Voting yes for Prop 113 would affirm a decision Colorado lawmakers made in 2019 to join the National Popular Vote Interstate Compact. Voting no would repeal the law and remove Colorado from the agreement.

A simple majority vote is required for the proposition to pass.

The compact is an attempt to make the Electoral College obsolete without actually removing it from the Constitution. States that join agree to bind their presidential electors to the winner of the national popular vote, even if most people in the state chose a different candidate. The hitch is that it will only take effect once enough member states sign on to bind a majority of electors, thereby ensuring that the compact has the power to determine the outcome of the presidential election.

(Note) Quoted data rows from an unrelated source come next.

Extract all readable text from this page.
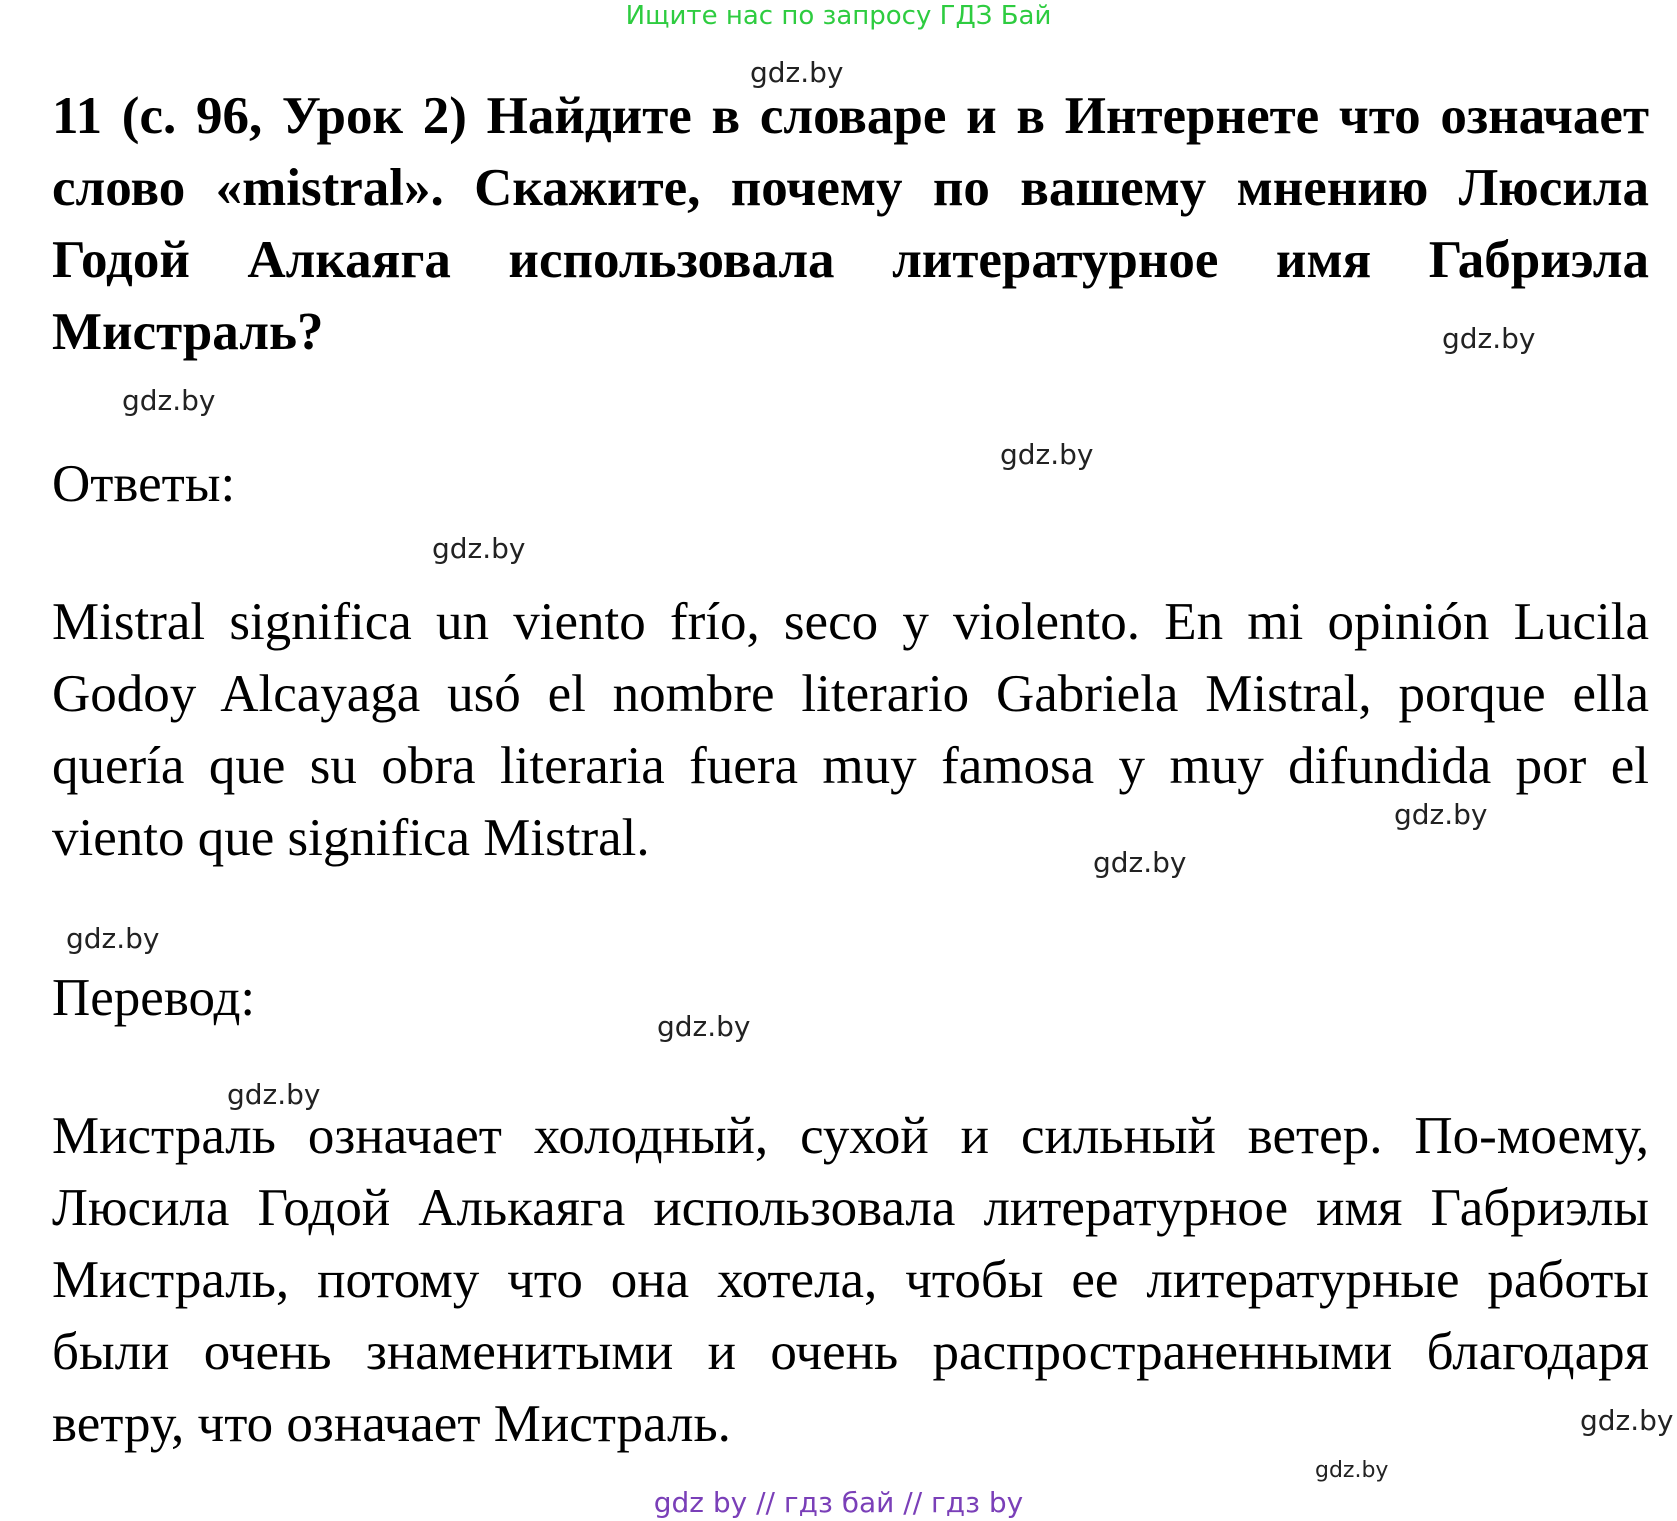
Ищите нас по запросу ГДЗ Бай

11 (с. 96, Урок 2) Найдите в словаре и в Интернете что означает слово «mistral». Скажите, почему по вашему мнению Люсила Годой Алкаяга использовала литературное имя Габриэла Мистраль?

Ответы:

Mistral significa un viento frío, seco y violento. En mi opinión Lucila Godoy Alcayaga usó el nombre literario Gabriela Mistral, porque ella quería que su obra literaria fuera muy famosa y muy difundida por el viento que significa Mistral.

Перевод:

Мистраль означает холодный, сухой и сильный ветер. По-моему, Люсила Годой Алькаяга использовала литературное имя Габриэлы Мистраль, потому что она хотела, чтобы ее литературные работы были очень знаменитыми и очень распространенными благодаря ветру, что означает Мистраль.

gdz.by
gdz.by
gdz.by
gdz.by
gdz.by
gdz.by
gdz.by
gdz.by
gdz.by
gdz.by
gdz.by
gdz.by
gdz by // гдз бай // гдз by
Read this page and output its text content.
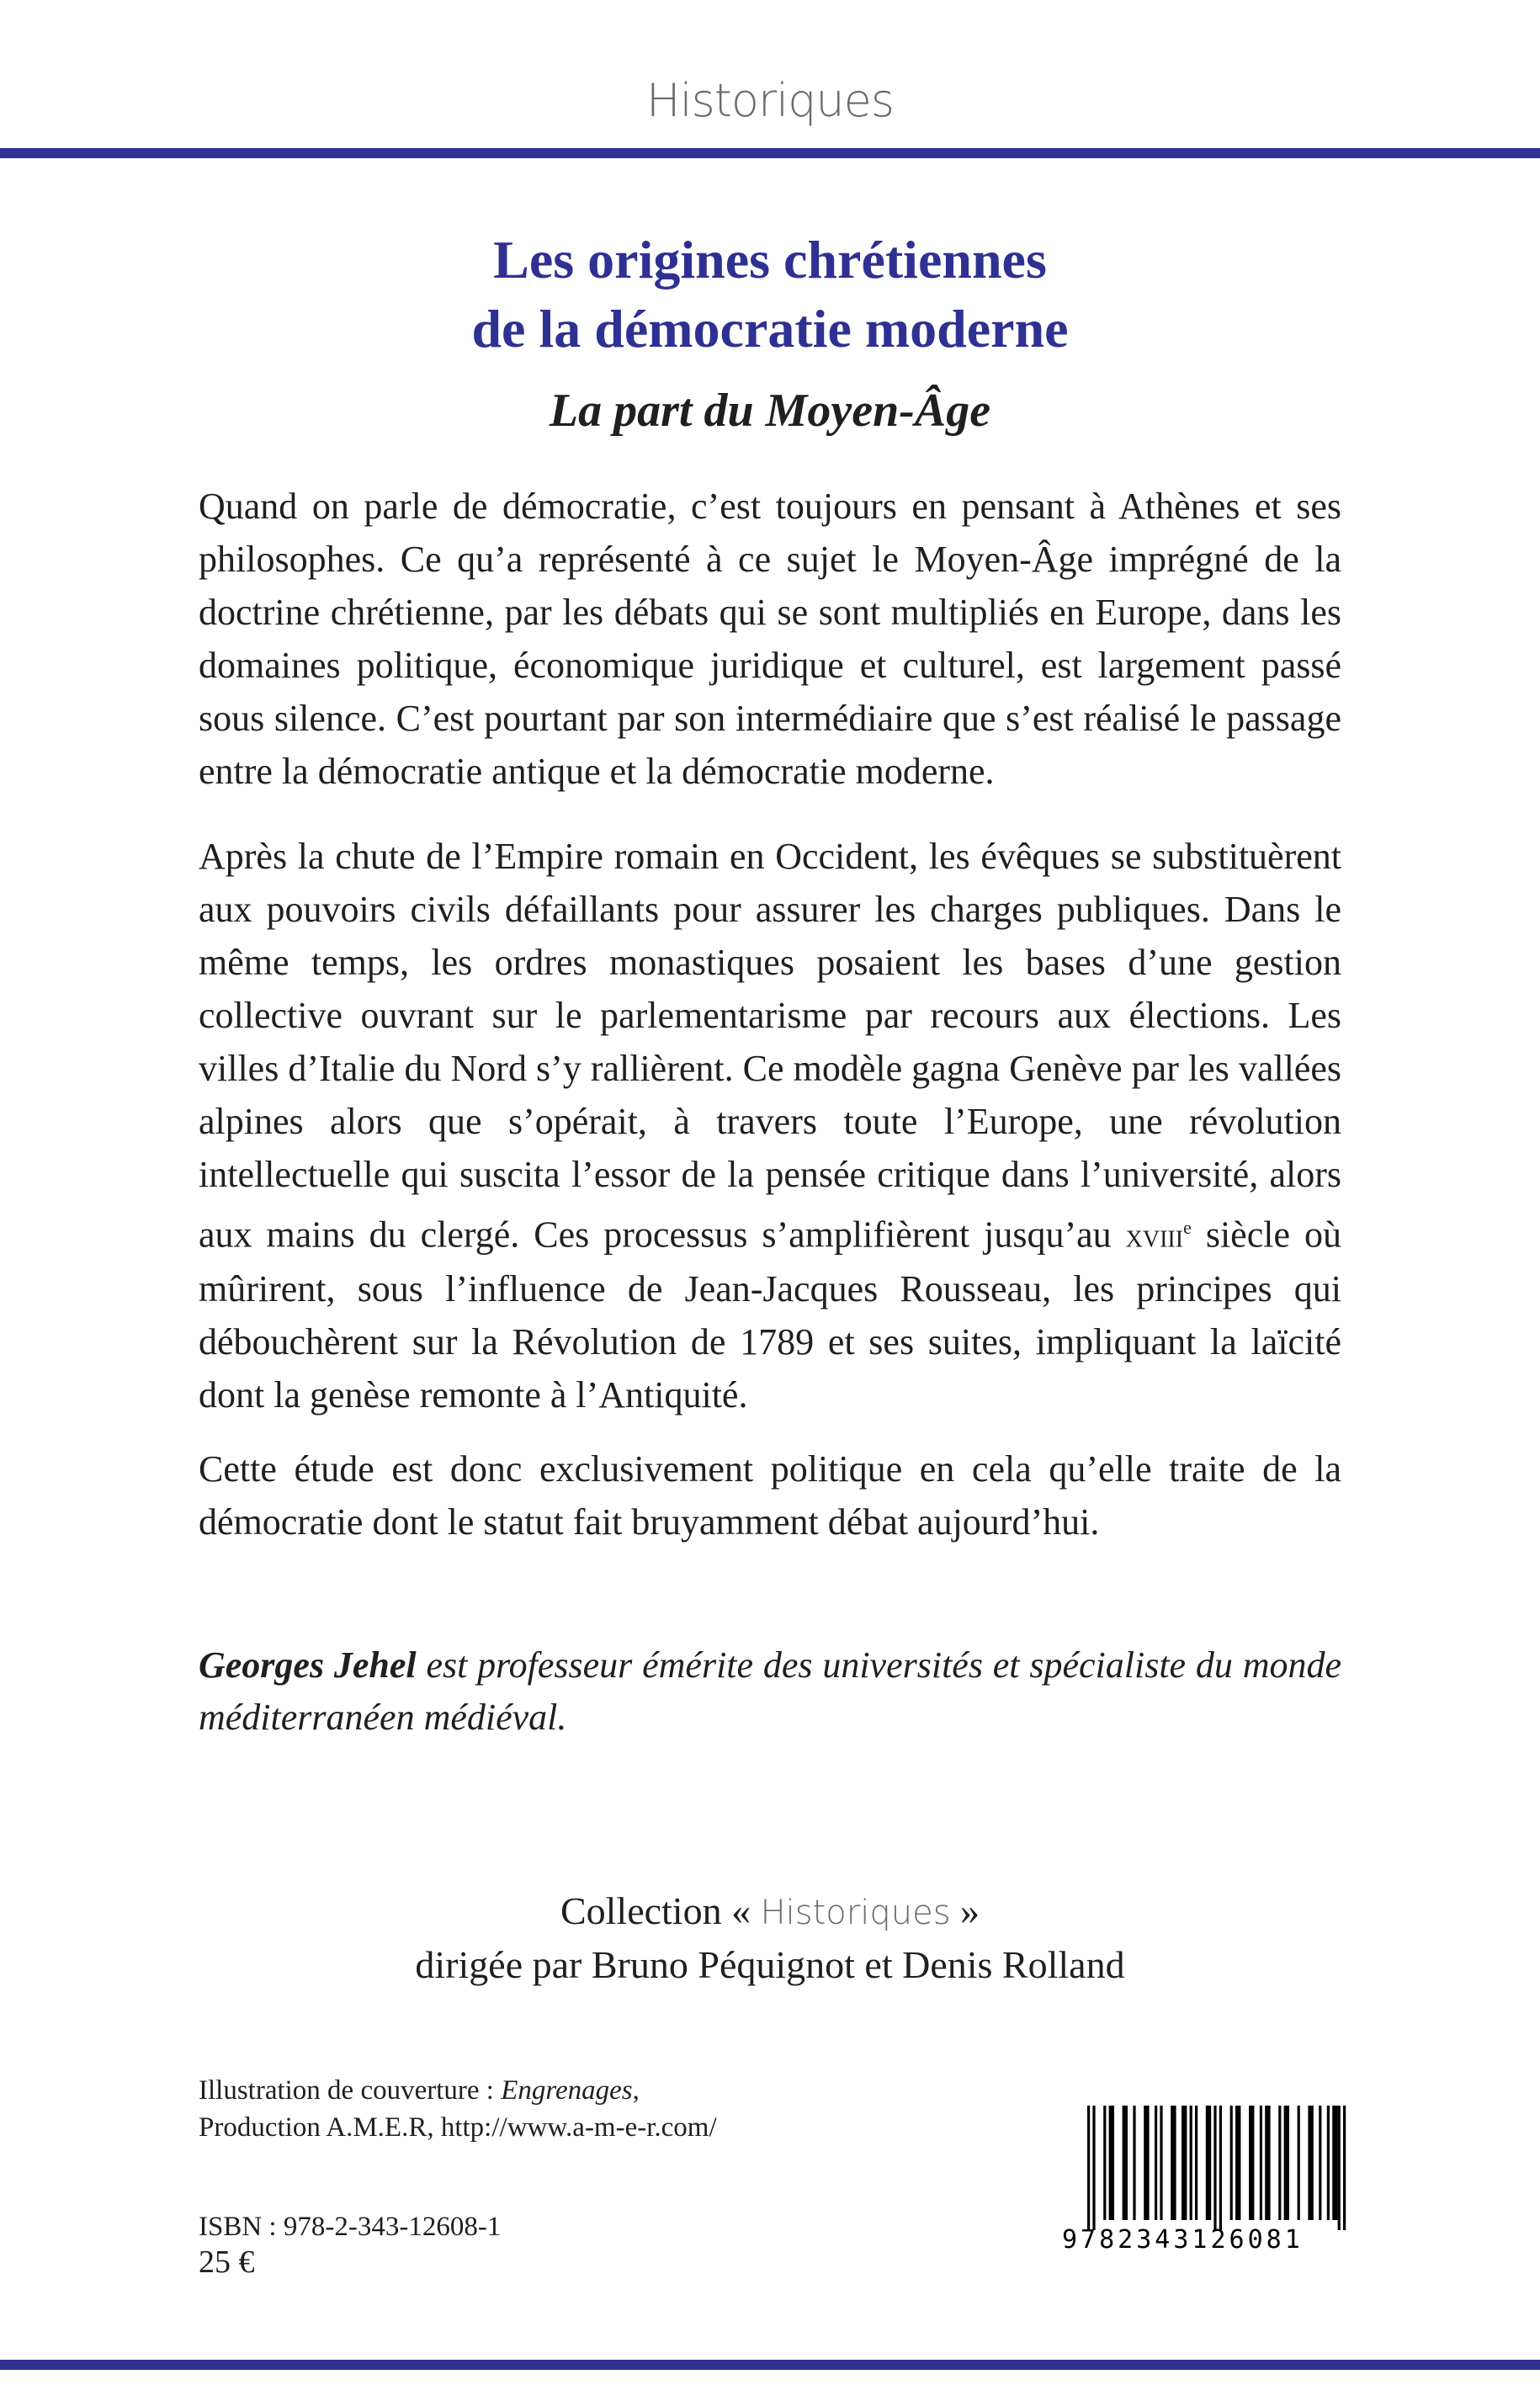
Historiques
Les origines chrétiennes
de la démocratie moderne
La part du Moyen-Âge

Quand on parle de démocratie, c’est toujours en pensant à Athènes et ses philosophes. Ce qu’a représenté à ce sujet le Moyen-Âge imprégné de la doctrine chrétienne, par les débats qui se sont multipliés en Europe, dans les domaines politique, économique juridique et culturel, est largement passé sous silence. C’est pourtant par son intermédiaire que s’est réalisé le passage entre la démocratie antique et la démocratie moderne.

Après la chute de l’Empire romain en Occident, les évêques se substituèrent aux pouvoirs civils défaillants pour assurer les charges publiques. Dans le même temps, les ordres monastiques posaient les bases d’une gestion collective ouvrant sur le parlementarisme par recours aux élections. Les villes d’Italie du Nord s’y rallièrent. Ce modèle gagna Genève par les vallées alpines alors que s’opérait, à travers toute l’Europe, une révolution intellectuelle qui suscita l’essor de la pensée critique dans l’université, alors aux mains du clergé. Ces processus s’amplifièrent jusqu’au xviii$^e$ siècle où mûrirent, sous l’influence de Jean-Jacques Rousseau, les principes qui débouchèrent sur la Révolution de 1789 et ses suites, impliquant la laïcité dont la genèse remonte à l’Antiquité.

Cette étude est donc exclusivement politique en cela qu’elle traite de la démocratie dont le statut fait bruyamment débat aujourd’hui.

Georges Jehel est professeur émérite des universités et spécialiste du monde méditerranéen médiéval.

Collection « Historiques »
dirigée par Bruno Péquignot et Denis Rolland
Illustration de couverture : Engrenages,
Production A.M.E.R, http://www.a-m-e-r.com/
ISBN : 978-2-343-12608-1
25 €
9782343126081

Views on the electoral college have become increasingly partisan in recent decades. Republicans George W. Bush in 2000 and Donald Trump in 2016 both won the White House in spite of losing the national popular vote. In 2019, after Colorado Democratic lawmakers voted to join the compact, opponents turned to a provision of Colorado’s constitution that allows citizens to refer some new laws to voters to have the final say.

A state’s number of electors is tied to the size of its Congressional delegation: one for each senator and representative. Because of that formula, states with smaller populations, like Wyoming, Alaska and Hawaii, get an outsized say in the electoral college, relative to their number of voters. A recent analysis also pointed out that in states with high voter turnout, individual voters have proportionally less impact on who is elected president.

Backers of the National Popular Vote Interstate Compact argue it would ensure that each Americans’ vote carries equal weight in the presidential election and encourage candidates to try to win over support across the country, instead of focusing just on a few battleground states. 

Opponents say the effect would actually be to encourage presidential candidates to focus on only the country’s largest metropolitan areas, ignoring both rural voters in general, and Colorado as a whole. And they point out it could put Colorado’s electors in the uncomfortable position of casting their ballots for a candidate the majority of Coloradans rejected. Finally, opponents argue close elections could lead to lawsuits and recounts in every state as each candidate tries to uncover or invalidate enough votes to claim victory.